O resultado deste corte cego, sem uma visão pensada de um novo corpo para o Estado, tem-nos conduzido simultaneamente a resultados desapontantes no corte da despesa e à perda de qualidade nos serviços: polícia sem gasolina nos carros, tribunais sem impressoras, escolas com falta de auxiliares. Ao enfraquecer toda a administração pública estamos não só a prejudicar os cidadãos mas também as empresas, diminuindo a nossa capacidade de crescimento e tornando impossível sairmos da armadilha da dívida em que menos despesa nos leva a menos receita.
O único caminho possível é atrevermo-nos a olhar para a máquina pública com coragem para prescindirmos de algumas das actuais funções. Será que temos mesmo de ser donos de uma companhia aérea, dos aeroportos, da rede eléctrica? Por que não partilhamos recursos de defesa nacional com Espanha, como estão a fazer França e o Reino Unido? Será que muito do trabalho burocrático, como a emissão de cartas de condução, tem de ser feita pelo Estado? E na saúde e na educação, não deveria o Estado ter um papel crescentemente regulador e cada vez menos de gestor? Achamos mesmo que nomeações políticas conduzem a uma gestão eficaz?
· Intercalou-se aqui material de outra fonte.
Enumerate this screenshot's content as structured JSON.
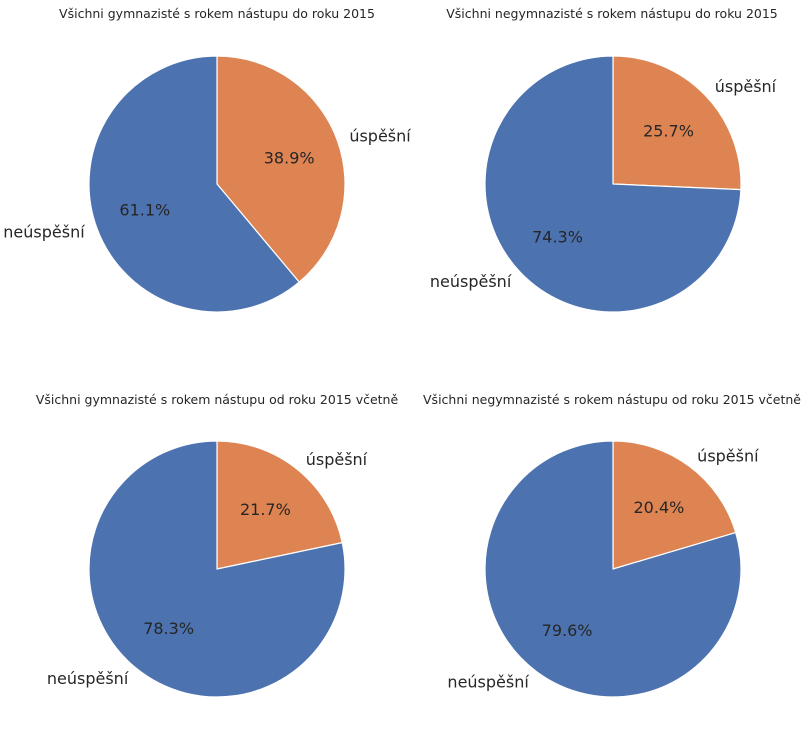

Acreditar que no Estado, como na sociedade em geral, ao apertarmos a restrição orçamental estaremos a estimular eficiência é um engano. Voltando ao obeso, cortar na alimentação não chega. É preciso fazer exercício. Só se cada um dos membros do corpo do Estado tiver uma cultura de mérito, em que podemos recompensar os produtivos e dispensar os que não dão retorno ao custo que representam, irá a diminuição de financiamento despoletar uma máquina mais eficiente.
Isto leva-me ao funcionalismo público. Os funcionários públicos são um boneco atirado de um lado para o outro nas batalhas políticas. Os mesmos funcionários que tiveram um aumento salarial escandaloso em 2009, viram os seus salários cortados unilateralmente, numa medida que seria impossível no sector privado. Mais grave ainda, esta medida pune de igual forma o que é diferente. Bons e maus funcionários recebem o mesmo salário e são atingidos pelo mesmo corte. A verdade é que os principais culpados desta instrumentalização são os próprios funcionários públicos e os seus sindicatos. Ao resistirem durante anos a todo o tipo de avaliações, ao manipularem as classificações e ao baterem-se por salários tendencialmente homogéneos, impedem a diferenciação. Impedem que seja possível aos governos e aos cidadãos saberem quem são os bons e quem são os fracos, quem merece ser recompensado e quem merece ser dispensado. Assim, põem-se a jeito para serem todos postos no mesmo saco e, a natureza humana é mesmo assim, esse saco é o dos maus funcionários.
Demorámos quase 40 anos em democracia para perceber que não existe dinheiro do Estado, existe dinheiro das pessoas e de que o Estado se apropria, para nos servir. Agora que a factura chegou, o meu apelo é para que os partidos que vierem a compor o próximo governo, repensem as funções do Estado e quebrem a cultura de opacidade que ainda é norma nos serviços públicos. Sufocar-nos com mais impostos e cortar sem critério não funciona. A alternativa além de eficaz é moralmente mais justa e ajudará a criar uma cultura mais meritocrática no país, estimulando o crescimento, o que beneficia a todos.